5.       Act in good faith, responsibly, with due care, competence and diligence, without misrepresenting or omitting material facts or allowing independent judgment to be compromised or subordinated.

6.       Respect the confidentiality of information acquired in the course of performance of his or her responsibilities except when authorized or otherwise legally obligated to disclose any such information; not use confidential information acquired in the course of performing his or her responsibilities for personal advantage.

7.       Share knowledge and maintain skills important and relevant to the needs of the Company, its stockholders and other constituencies and the general public.

8.       Proactively promote ethical behavior among subordinates and peers in his or her work environment and community.



9.       Use and control all corporate assets and resources employed by or entrusted to him or her in a responsible manner

10.       Not use corporate information, corporate assets, corporate opportunities or his or her position with the Company for personal gain; not compete directly or indirectly with the Company, subject to the Company’s certificate of incorporation in effect from time to time and to any other fiduciary or contractual obligations such officer may have.

11.       Comply in all respects with this Code.

12.       Advance the Company’s legitimate interests when the opportunity arises.

The Board will investigate any reported violations and will oversee an appropriate response, including corrective action and preventative measures.
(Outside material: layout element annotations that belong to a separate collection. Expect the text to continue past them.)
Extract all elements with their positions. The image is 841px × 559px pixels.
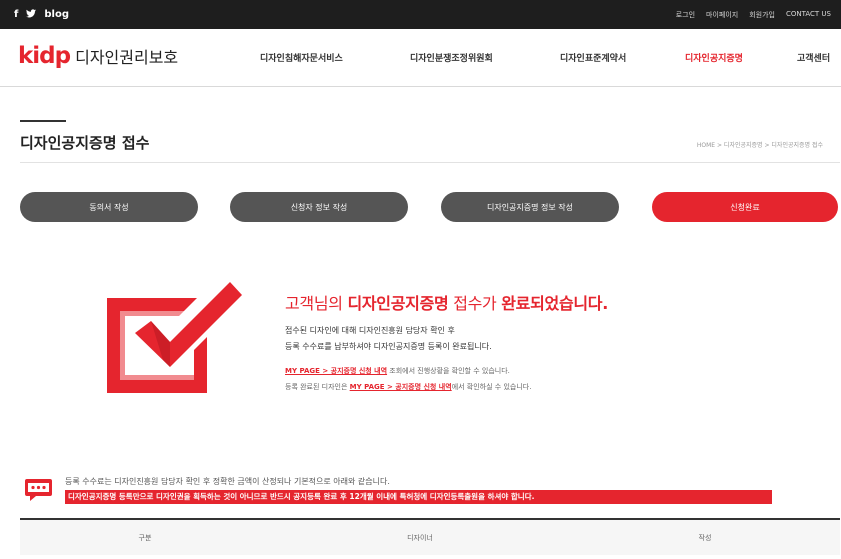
facebook-icon[interactable]: f — [14, 9, 18, 20]
column-header-designer: 디자이너 — [407, 533, 433, 542]
completion-title: 고객님의 디자인공지증명 접수가 완료되었습니다. — [285, 290, 608, 314]
utility-links: 로그인 마이페이지 회원가입 CONTACT US — [676, 10, 831, 20]
title-text-highlight: 디자인공지증명 — [347, 294, 449, 313]
blog-link[interactable]: blog — [44, 9, 69, 20]
nav-item-dispute[interactable]: 디자인분쟁조정위원회 — [410, 51, 493, 64]
title-text-mid: 접수가 — [448, 294, 502, 313]
logo-mark: kidp — [18, 43, 71, 69]
title-divider — [20, 162, 840, 163]
message-line-4-text: 에서 확인하실 수 있습니다. — [451, 383, 532, 391]
login-link[interactable]: 로그인 — [676, 10, 695, 20]
top-bar: f blog 로그인 마이페이지 회원가입 CONTACT US — [0, 0, 841, 29]
nav-item-certification[interactable]: 디자인공지증명 — [685, 51, 743, 64]
message-line-2: 등록 수수료를 납부하셔야 디자인공지증명 등록이 완료됩니다. — [285, 342, 492, 351]
message-line-3: MY PAGE > 공지증명 신청 내역 조회에서 진행상황을 확인할 수 있습… — [285, 366, 510, 376]
mypage-link[interactable]: 마이페이지 — [706, 10, 738, 20]
page-title: 디자인공지증명 접수 — [20, 134, 150, 152]
signup-link[interactable]: 회원가입 — [749, 10, 775, 20]
message-line-3-text: 조회에서 진행상황을 확인할 수 있습니다. — [387, 367, 510, 375]
step-design-info: 디자인공지증명 정보 작성 — [441, 192, 619, 222]
title-rule — [20, 120, 66, 122]
fee-table-header: 구분 디자이너 작성 — [20, 518, 840, 555]
message-line-4-text-pre: 등록 완료된 디자인은 — [285, 383, 350, 391]
message-line-4: 등록 완료된 디자인은 MY PAGE > 공지증명 신청 내역에서 확인하실 … — [285, 382, 531, 392]
title-text-pre: 고객님의 — [285, 294, 348, 313]
nav-item-infringement[interactable]: 디자인침해자문서비스 — [260, 51, 343, 64]
title-text-post: 완료되었습니다. — [501, 294, 608, 313]
speech-bubble-icon — [25, 479, 52, 501]
step-applicant-info: 신청자 정보 작성 — [230, 192, 408, 222]
breadcrumb: HOME > 디자인공지증명 > 디자인공지증명 접수 — [696, 142, 823, 149]
contact-link[interactable]: CONTACT US — [786, 10, 831, 20]
column-header-category: 구분 — [138, 533, 152, 542]
warning-banner: 디자인공지증명 등록만으로 디자인권을 획득하는 것이 아니므로 반드시 공지등… — [65, 490, 772, 504]
logo-name: 디자인권리보호 — [75, 48, 179, 67]
nav-item-customer[interactable]: 고객센터 — [797, 51, 830, 64]
mypage-history-link-2[interactable]: MY PAGE > 공지증명 신청 내역 — [350, 383, 452, 391]
twitter-icon[interactable] — [26, 8, 37, 21]
mypage-history-link[interactable]: MY PAGE > 공지증명 신청 내역 — [285, 367, 387, 375]
column-header-write: 작성 — [698, 533, 712, 542]
site-logo[interactable]: kidp 디자인권리보호 — [18, 43, 178, 69]
site-header: kidp 디자인권리보호 디자인침해자문서비스 디자인분쟁조정위원회 디자인표준… — [0, 29, 841, 87]
fee-notice: 등록 수수료는 디자인진흥원 담당자 확인 후 정확한 금액이 산정되나 기본적… — [65, 477, 390, 486]
nav-item-contract[interactable]: 디자인표준계약서 — [560, 51, 626, 64]
social-links: f blog — [14, 8, 69, 21]
check-complete-icon — [107, 282, 242, 393]
step-complete: 신청완료 — [652, 192, 838, 222]
step-agreement: 동의서 작성 — [20, 192, 198, 222]
message-line-1: 접수된 디자인에 대해 디자인진흥원 담당자 확인 후 — [285, 326, 455, 335]
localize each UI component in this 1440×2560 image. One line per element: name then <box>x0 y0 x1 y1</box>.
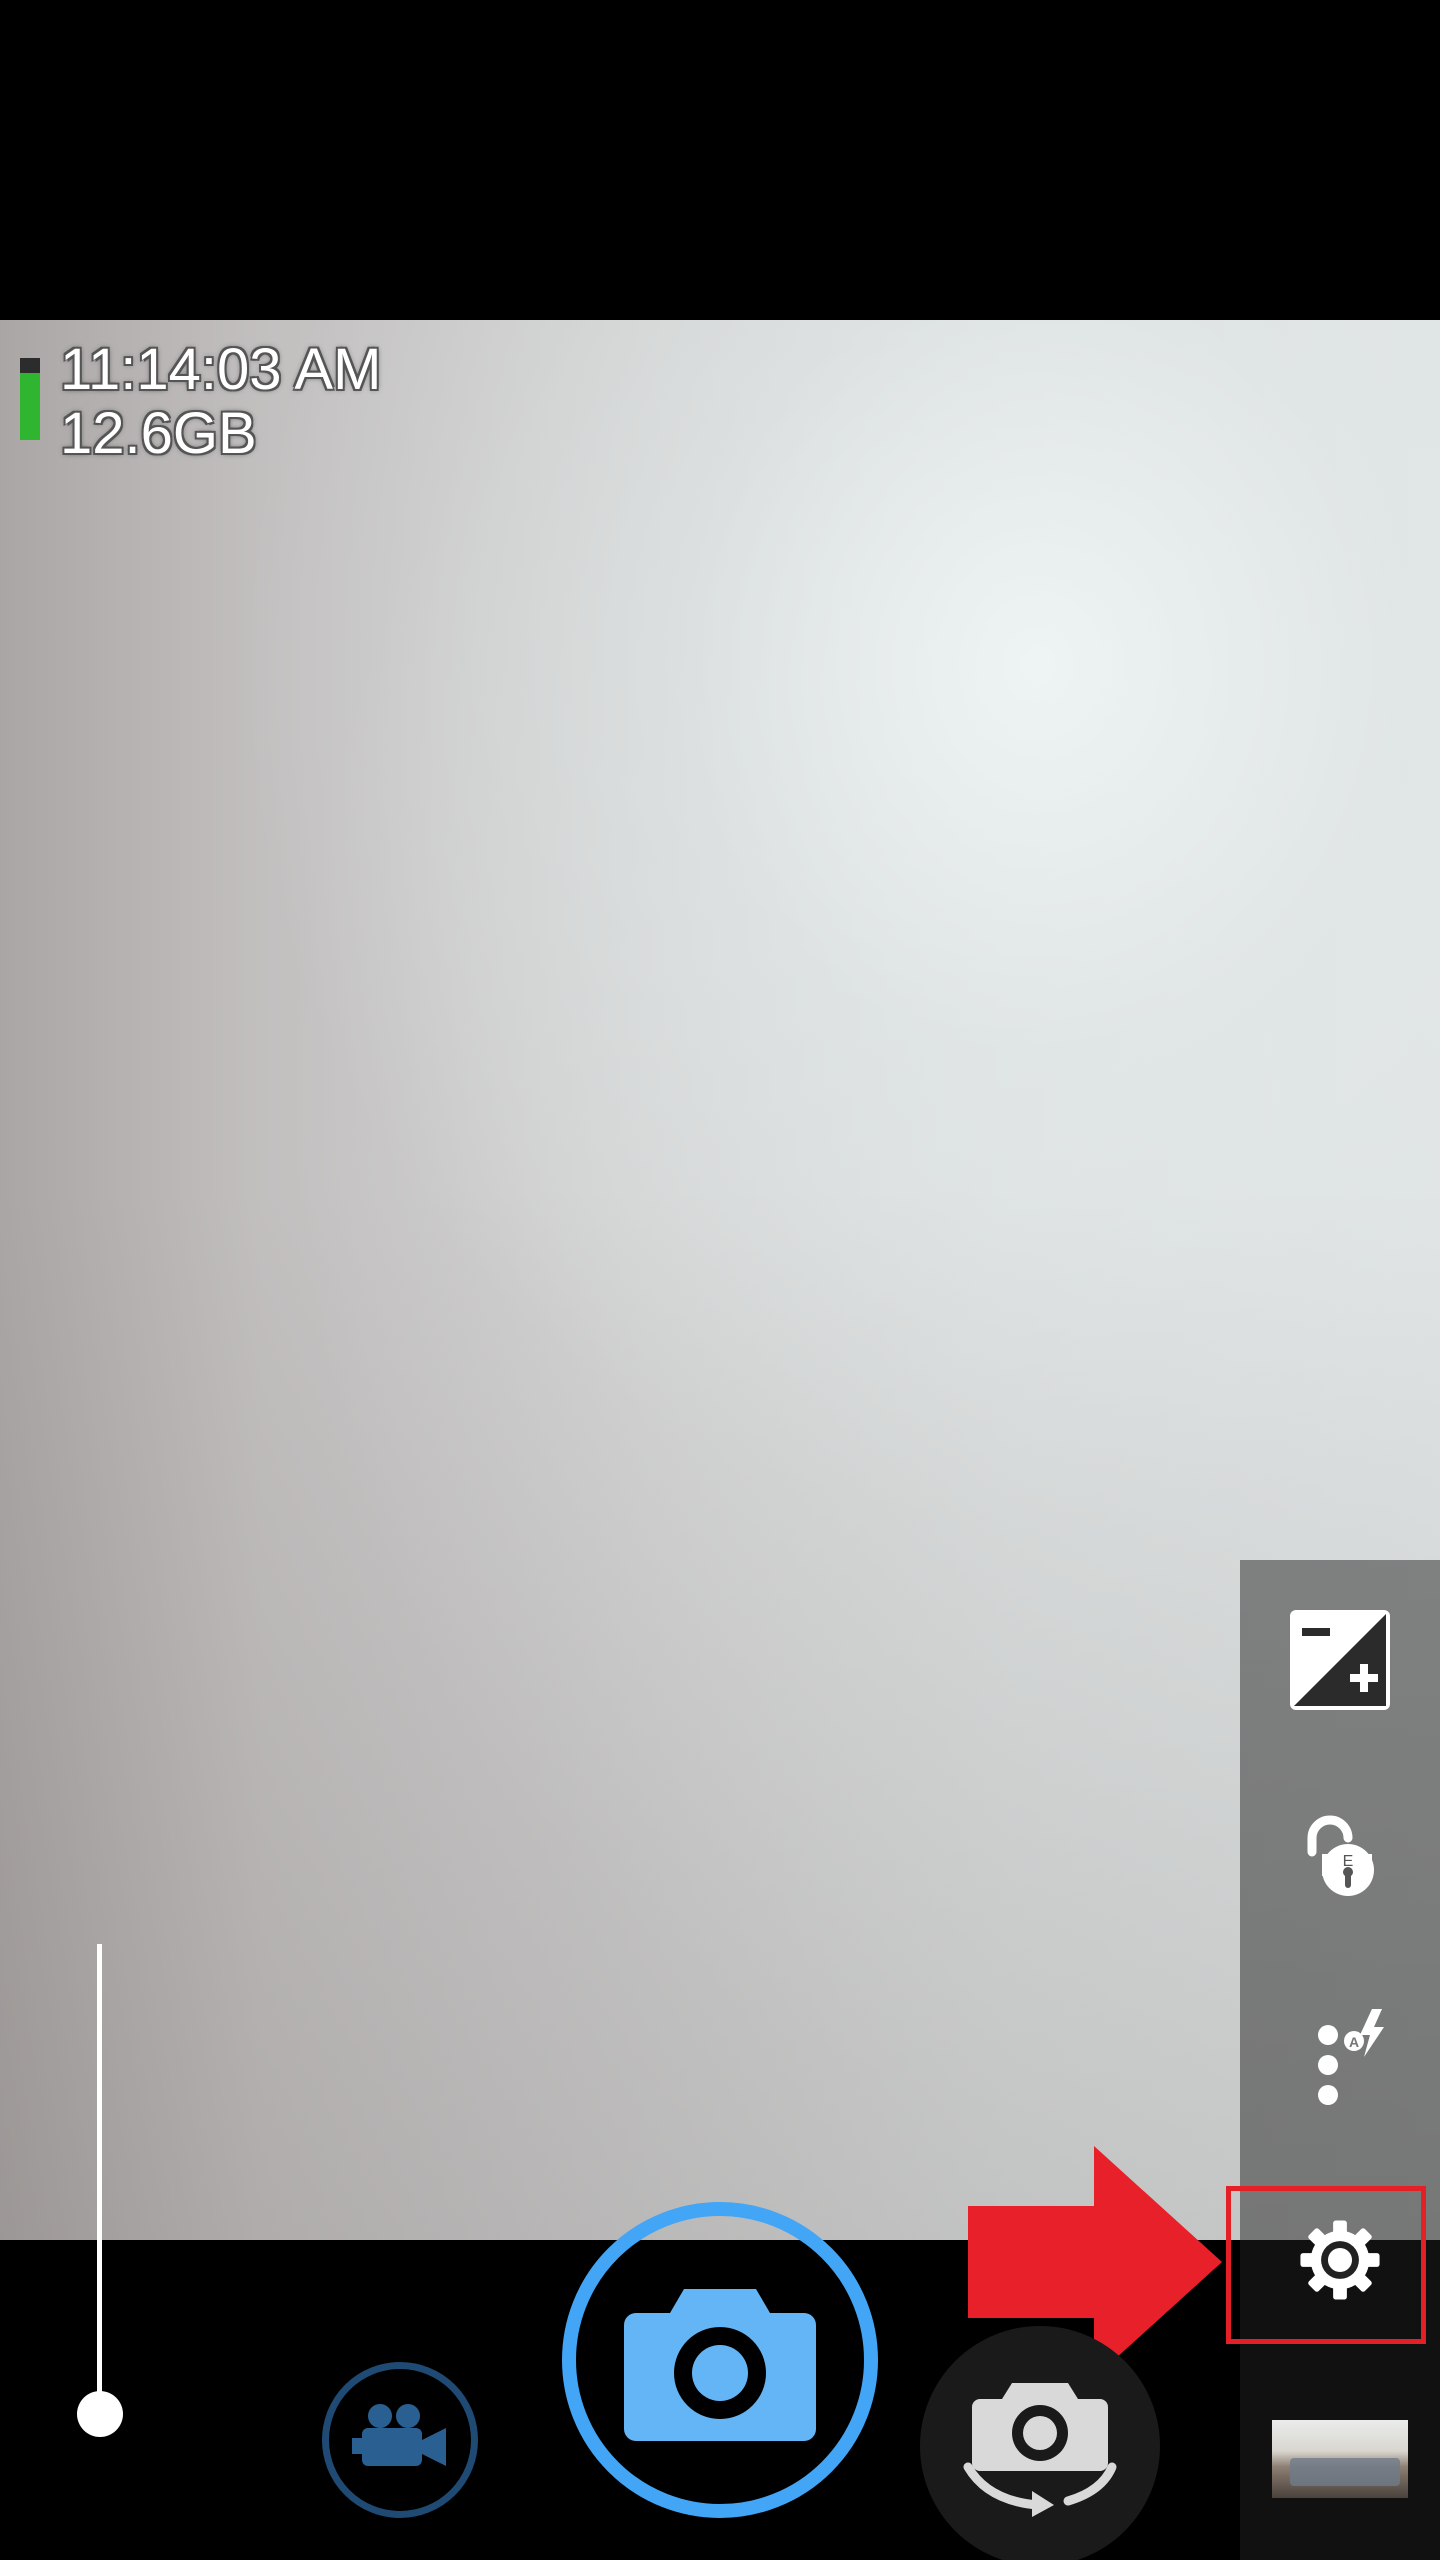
settings-highlight-box <box>1226 2186 1426 2344</box>
video-camera-icon <box>352 2404 446 2466</box>
camera-viewfinder[interactable] <box>0 320 1440 2240</box>
battery-indicator <box>20 358 40 440</box>
storage-free-text: 12.6GB <box>60 401 257 466</box>
unlocked-padlock-icon: E <box>1307 1815 1374 1896</box>
svg-text:A: A <box>1349 2034 1359 2050</box>
flash-auto-icon: A <box>1318 2009 1384 2105</box>
zoom-slider-handle[interactable] <box>77 2391 123 2437</box>
exposure-lock-button[interactable]: E <box>1240 1760 1440 1960</box>
exposure-compensation-button[interactable] <box>1240 1560 1440 1760</box>
gallery-thumbnail[interactable] <box>1272 2420 1408 2498</box>
switch-camera-button[interactable] <box>920 2326 1160 2560</box>
battery-level-fill <box>20 372 40 440</box>
thumbnail-detail <box>1290 2458 1400 2486</box>
zoom-slider-track[interactable] <box>97 1944 102 2414</box>
switch-camera-icon <box>963 2383 1117 2517</box>
clock-text: 11:14:03 AM <box>60 337 382 402</box>
flash-mode-button[interactable]: A <box>1240 1960 1440 2160</box>
top-black-bar <box>0 0 1440 320</box>
exposure-plus-minus-icon <box>1290 1610 1390 1710</box>
video-mode-button[interactable] <box>322 2362 478 2518</box>
shutter-button[interactable] <box>562 2202 878 2518</box>
camera-icon <box>624 2289 816 2441</box>
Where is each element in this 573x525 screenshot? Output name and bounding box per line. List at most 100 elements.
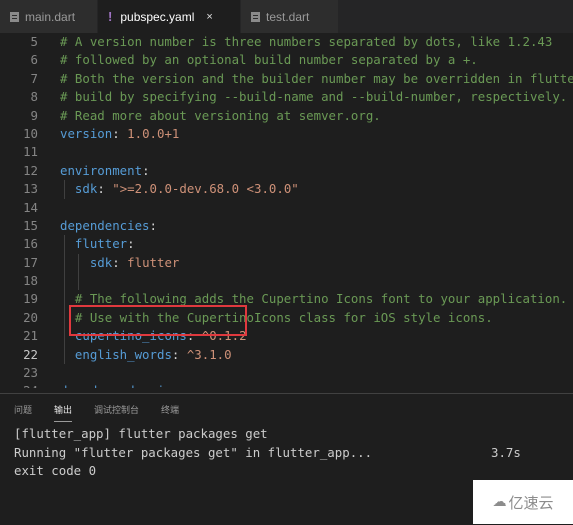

Any officer who violates this Code will face appropriate, case specific disciplinary action, which may include demotion or termination of employment.

Any request for a waiver of any provision of this Code must be in writing and addressed to the Chair of the Audit Committee. Any waiver of this Code will be disclosed as provided in “Waivers and Amendments” above.

It is the policy of the Company that each officer covered by this Code shall acknowledge and certify to the foregoing annually and file a copy of such certification with the Chairman of the Board.

Adopted: January 7, 2021


I have read and understand the foregoing Code. I hereby certify that I am in compliance with the foregoing Code and I will comply with the Code in the future. I understand that any violation of the Code will subject me to appropriate disciplinary action, which may include demotion or termination of employment.